Open notepad and copy/paste the text in the box below into it:

Code:

  File::
  c:\windows\system32\DE744B18AA.sys
  c:\ab31.exe
   
  Registry::
  [-HKEY_CURRENT_USER\software\microsoft\windows\currentversion\explorer\mountpoints2\{88366e40-cd46-11dd-a8c3-00173f13b137}]

You MUST disable your AntiVirus and AntiSpyware applications - please read this thread as a guide. They may otherwise interfere with our tools and interrupt the cleansing process.

Looking at the image below as an example

Save this as CFScript.txt, in the same location as ComboFix.exe

Refering to the picture above, drag CFScript onto ComboFix.exe.

When finished, it will produce a log for you at "C:\ComboFix.txt"

Do not mouseclick combofix's window whilst it's running. This may cause it to stall.

CAUTION! Anyone else thinking of using the above script does so at their own risk - you may end up having to re-install Windows!

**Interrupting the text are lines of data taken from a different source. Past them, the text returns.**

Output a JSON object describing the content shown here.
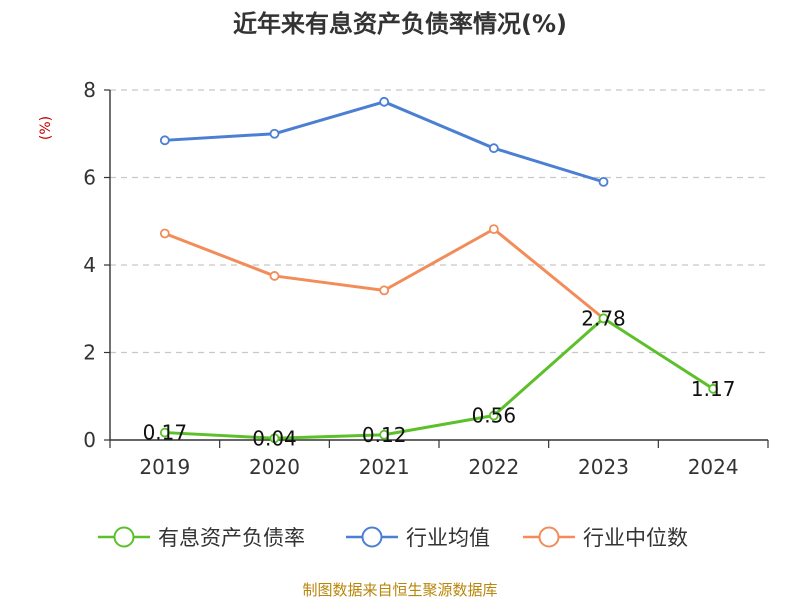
{
  "chart_data": {
    "type": "line",
    "title": "近年来有息资产负债率情况(%)",
    "ylabel": "(%)",
    "categories": [
      "2019",
      "2020",
      "2021",
      "2022",
      "2023",
      "2024"
    ],
    "ylim": [
      0,
      8
    ],
    "yticks": [
      0,
      2,
      4,
      6,
      8
    ],
    "grid": true,
    "legend": "bottom",
    "series": [
      {
        "name": "有息资产负债率",
        "color": "#5cc02b",
        "values": [
          0.17,
          0.04,
          0.12,
          0.56,
          2.78,
          1.17
        ],
        "labels": [
          "0.17",
          "0.04",
          "0.12",
          "0.56",
          "2.78",
          "1.17"
        ]
      },
      {
        "name": "行业均值",
        "color": "#4a7fd4",
        "values": [
          6.85,
          7.0,
          7.73,
          6.67,
          5.9,
          null
        ]
      },
      {
        "name": "行业中位数",
        "color": "#f28c58",
        "values": [
          4.72,
          3.75,
          3.42,
          4.82,
          2.78,
          null
        ]
      }
    ],
    "source": "制图数据来自恒生聚源数据库"
  }
}
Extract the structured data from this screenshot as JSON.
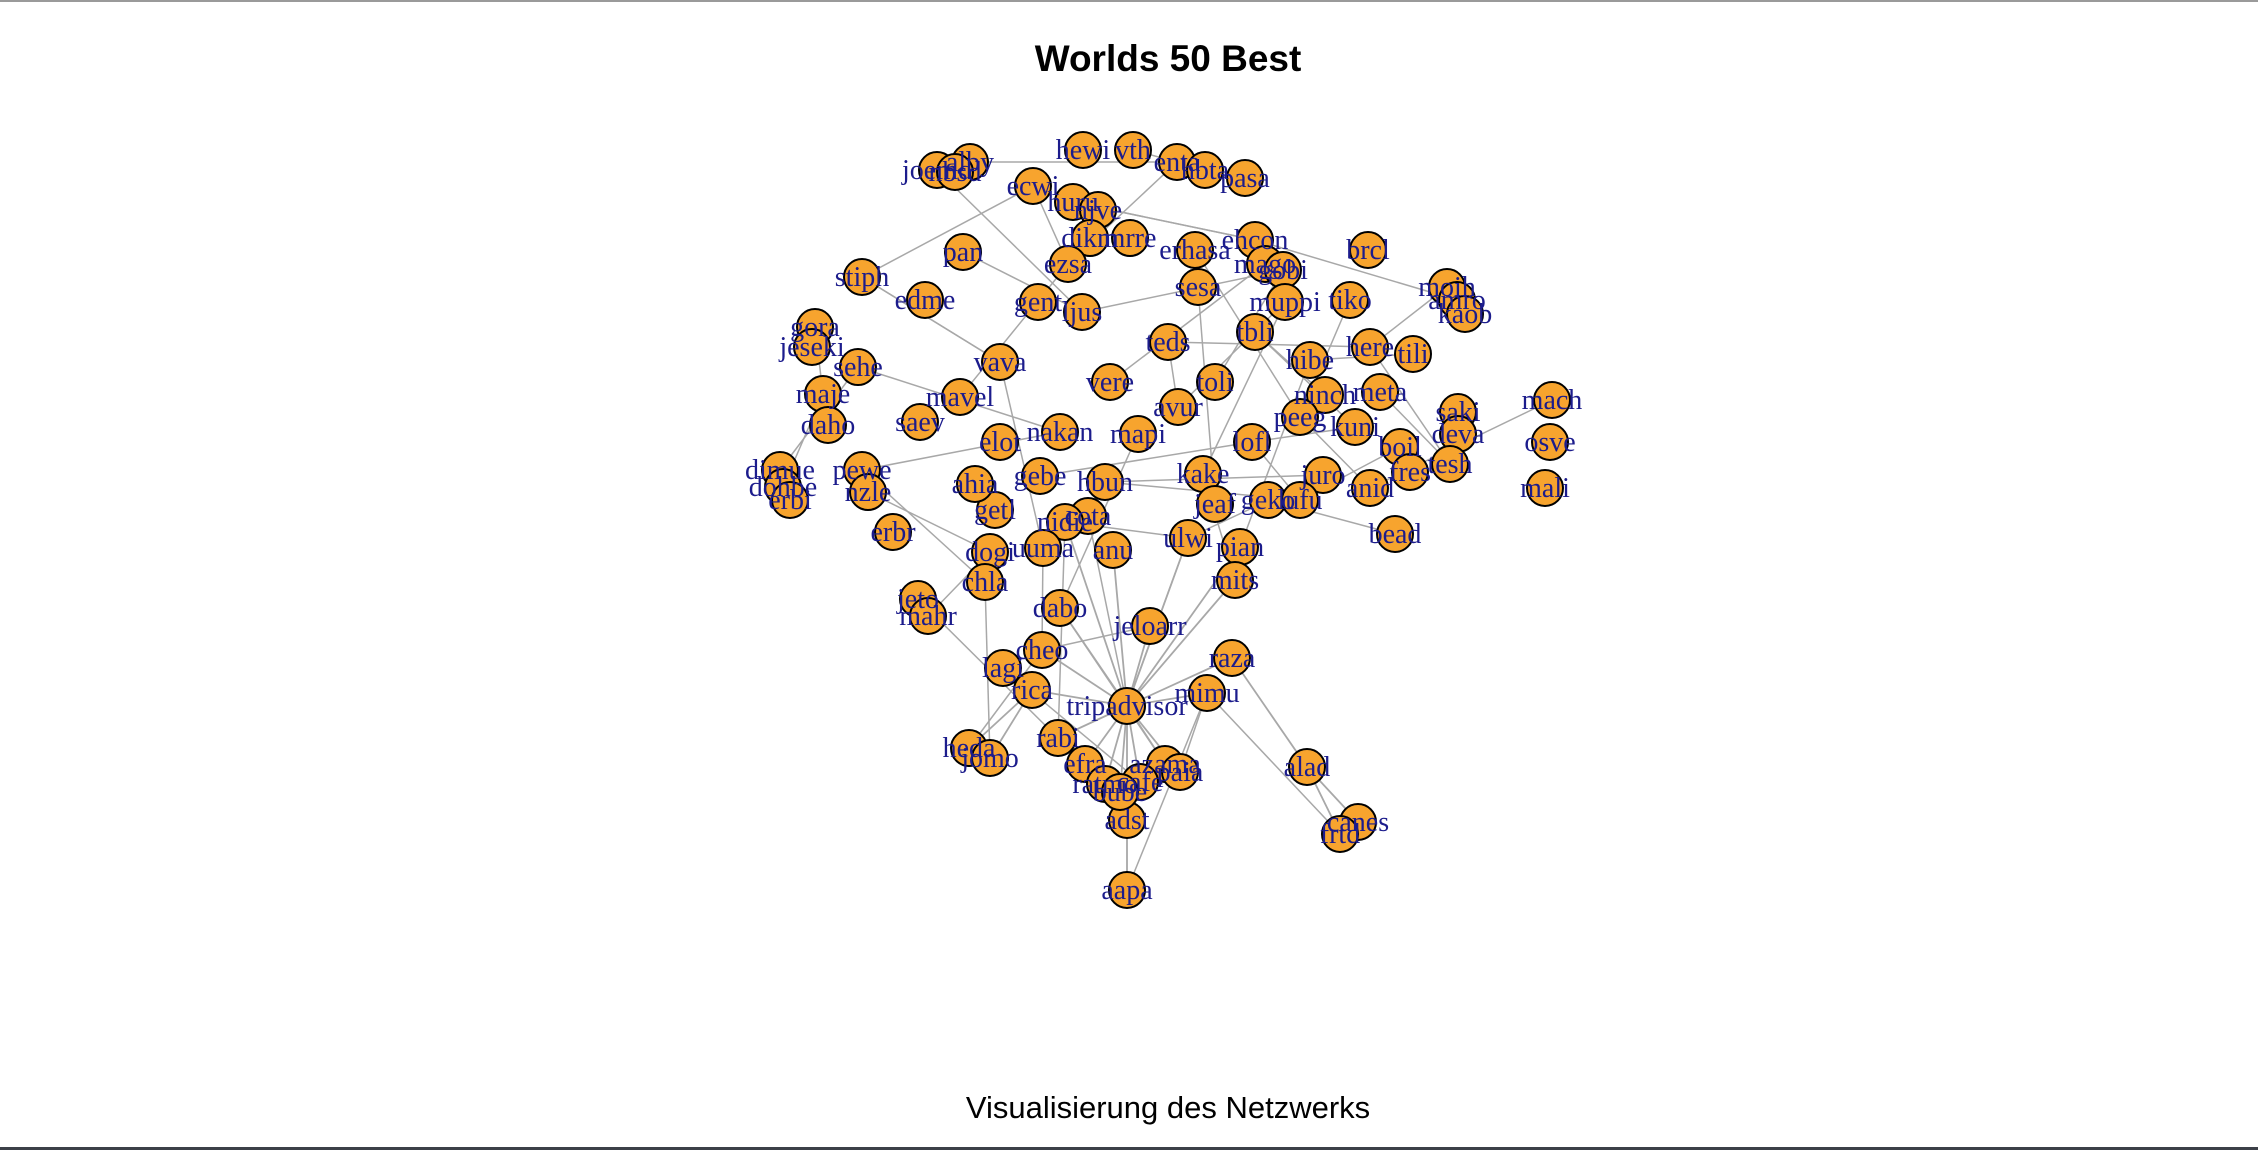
{
  "title": "Worlds 50 Best",
  "subtitle": "Visualisierung des Netzwerks",
  "colors": {
    "node_fill": "#f7a42e",
    "node_stroke": "#000000",
    "edge": "#a8a8a8",
    "label": "#1c1c8c"
  },
  "hub": "tripadvisor",
  "nodes": [
    "tripadvisor",
    "jeloarr",
    "adst",
    "aapa",
    "alad",
    "canes",
    "frtd",
    "raza",
    "mimu",
    "rabi",
    "lagi",
    "rica",
    "cheo",
    "heda",
    "jomo",
    "efra",
    "azama",
    "paia",
    "ratmo",
    "cafe",
    "bube",
    "joemd",
    "alby",
    "nbsd",
    "hewi",
    "vth",
    "enta",
    "hbta",
    "pasa",
    "ecwi",
    "huru",
    "njve",
    "dikm",
    "mrre",
    "ezsa",
    "erhasa",
    "ehcon",
    "mago",
    "gobi",
    "brcl",
    "moih",
    "amro",
    "kaob",
    "pan",
    "stiph",
    "edme",
    "gora",
    "jeseki",
    "sehe",
    "maje",
    "daho",
    "dimue",
    "dohbe",
    "erbi",
    "pewe",
    "nzle",
    "erbr",
    "jeto",
    "mahr",
    "dabo",
    "dogi",
    "chla",
    "getl",
    "ahia",
    "gebe",
    "cota",
    "nidie",
    "uuma",
    "anu",
    "ulwi",
    "pian",
    "mits",
    "kake",
    "here",
    "tili",
    "mach",
    "osve",
    "mali",
    "bead",
    "tiko",
    "muppi",
    "ninch",
    "hibe",
    "anid",
    "juro",
    "jeaf",
    "geko",
    "lufu",
    "lofl",
    "meta",
    "saki",
    "deva",
    "tesh",
    "hbun",
    "mapi",
    "avur",
    "elot",
    "nakan",
    "teds",
    "sesa",
    "tbli",
    "peeg",
    "boil",
    "ljus",
    "gent",
    "saev",
    "mavel",
    "vava",
    "vere",
    "toli",
    "kuni",
    "fres"
  ],
  "edges": [
    [
      "tripadvisor",
      "adst"
    ],
    [
      "adst",
      "aapa"
    ],
    [
      "tripadvisor",
      "jeloarr"
    ],
    [
      "tripadvisor",
      "raza"
    ],
    [
      "raza",
      "alad"
    ],
    [
      "alad",
      "canes"
    ],
    [
      "alad",
      "frtd"
    ],
    [
      "tripadvisor",
      "mimu"
    ],
    [
      "tripadvisor",
      "rabi"
    ],
    [
      "tripadvisor",
      "rica"
    ],
    [
      "tripadvisor",
      "cheo"
    ],
    [
      "lagi",
      "rica"
    ],
    [
      "rica",
      "heda"
    ],
    [
      "rica",
      "jomo"
    ],
    [
      "tripadvisor",
      "efra"
    ],
    [
      "tripadvisor",
      "azama"
    ],
    [
      "tripadvisor",
      "paia"
    ],
    [
      "tripadvisor",
      "ratmo"
    ],
    [
      "tripadvisor",
      "cafe"
    ],
    [
      "tripadvisor",
      "bube"
    ],
    [
      "tripadvisor",
      "dabo"
    ],
    [
      "tripadvisor",
      "ulwi"
    ],
    [
      "tripadvisor",
      "anu"
    ],
    [
      "tripadvisor",
      "mits"
    ],
    [
      "tripadvisor",
      "nidie"
    ],
    [
      "tripadvisor",
      "pian"
    ]
  ]
}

Please post the log C:\ComboFix.txt for further review.

Online Scan
Perform an online scan with Panda ActiveScan

Click on Scan Your PC Now
A "pop up" window will appear, or a new tab will open.
Click on Register
Choose the option you like most, but we recommend the Free Registration.
Click on Register
Enter your e-mail address, and create a password.
Select "I do not want to receive any type of information". (unless you want to receive such information)
Click on Send
Confirm registration, and continue by entering your user name and password, then click on Enter
Select Full Scan, then Click on Scan Now
Wait for the components to be loaded and installed. Don't close this window or go to another page while it is downloading. You can continue using the Internet by opening another window in your browser.
If it finds any malware it can disinfect, the Disinfect button will be enabled. Click on Disinfect
Please ignore the offer to buy the program. Click on Export To
Export the log and save it to your desktop.
Please attach the contents of that log to your reply.

* Turn off the real time scanner of any existing antivirus program while performing the online scan.

Avast users note:

Please do continue with the online scan at Panda if you receive an alert. It is a false positive from Avast because Panda Antivirus does not encrypt its virus database.